Iterative and integrative FAIR assessment using the RDA FAIR Data Maturity Model

Specifically for the assessment process, we created a team including members with expertise on FAIR, the Disease Maps Project (PD map and COVID-19 Disease Map), and the MINERVA platform e.g.5,8,9,13,30,31,32. We performed an iterative series of work meetings, followed by dissemination of the preliminary results to dedicated scientific groups within the FAIRplus and the Disease Maps communities. Their feedback has been integrated iteratively.

Conclusions and future work

MINERVA is a comprehensive computational environment dedicated to biological diagrams in the systems biomedicine and Disease Maps communities. While exemplified here on the PD map and COVID-19 Disease Map projects, the FAIR assessment is specific to the functionality of MINERVA and to the approaches of the disease map development followed in the Disease Maps Community. Therefore, the results can be applied to all disease maps in MINERVA (https://disease-maps.io/projects/) and improvement of FAIRness in MINERVA will ultimately have a positive impact on the aforementioned communities as a whole.

Current degree of FAIRness of disease maps hosted in MINERVA is already satisfactory and qualifies them as valuable knowledge resources. However, further work on the FAIRification of MINERVA is already scheduled. The gaps have been identified during the FAIR assessment using the RDA indicators and the FAIRplus tool. We have already started communication with the MINERVA development team regarding the support for the RDA-A2-01M indicator on availability of the metadata in case data is removed or no longer available (as this Essential Indicator is not achieved in the current FAIR assessment). In this direction, the MINERVA-Net19 was developed as a registry to store annotations (metadata) of disease maps available in MINERVA, including the PD map and the COVID-19 Disease Map, and to permit search and exchange of this information across various MINERVA instances. Moreover, due to this evaluation, a functionality was implemented to handle licensing information to address the R1.1 indicator.

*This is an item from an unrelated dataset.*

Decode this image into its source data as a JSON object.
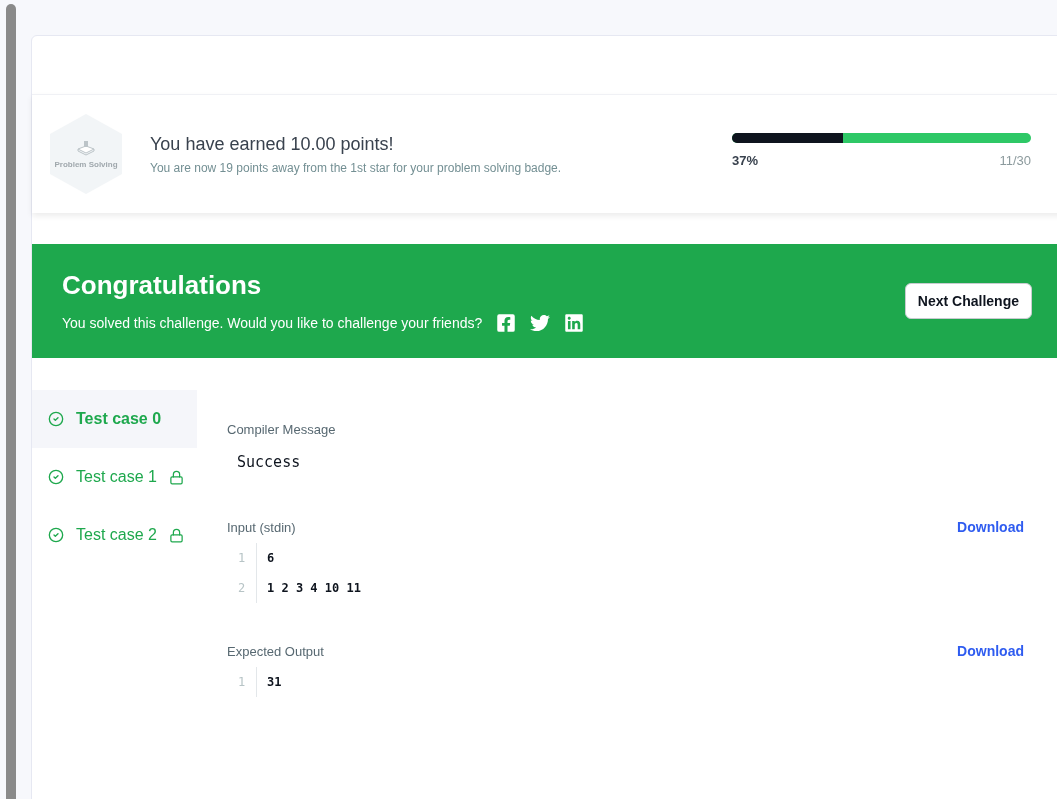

Moreover, the FAIR assessment of disease maps in MINERVA (with examples of the PD map and the COVID-19 Disease Map) received good feedback from the communities where we disseminated our results. However, we may need to adapt some of the indicators (e.g. their priorities) to represent more specifically the MINERVA functionality, similarly to some ongoing initiatives, such as the EOSC/RDA-funded project on the adaptation of the FAIR indicators for biosimulations in the “COmputational Modeling in BIology NEtwork” (COMBINE: https://co.mbine.org/) community27,33: https://fair-ca-indicators.github.io/. As the application of FAIR indicators targeting software/tools/structured data is gaining momentum, we aim to collaborate to further scientific efforts on FAIRification in computational Systems Biomedicine. We share the results from this work dedicated to FAIR principles in systems biomedicine as an example on promoting open science in Systems Biomedicine.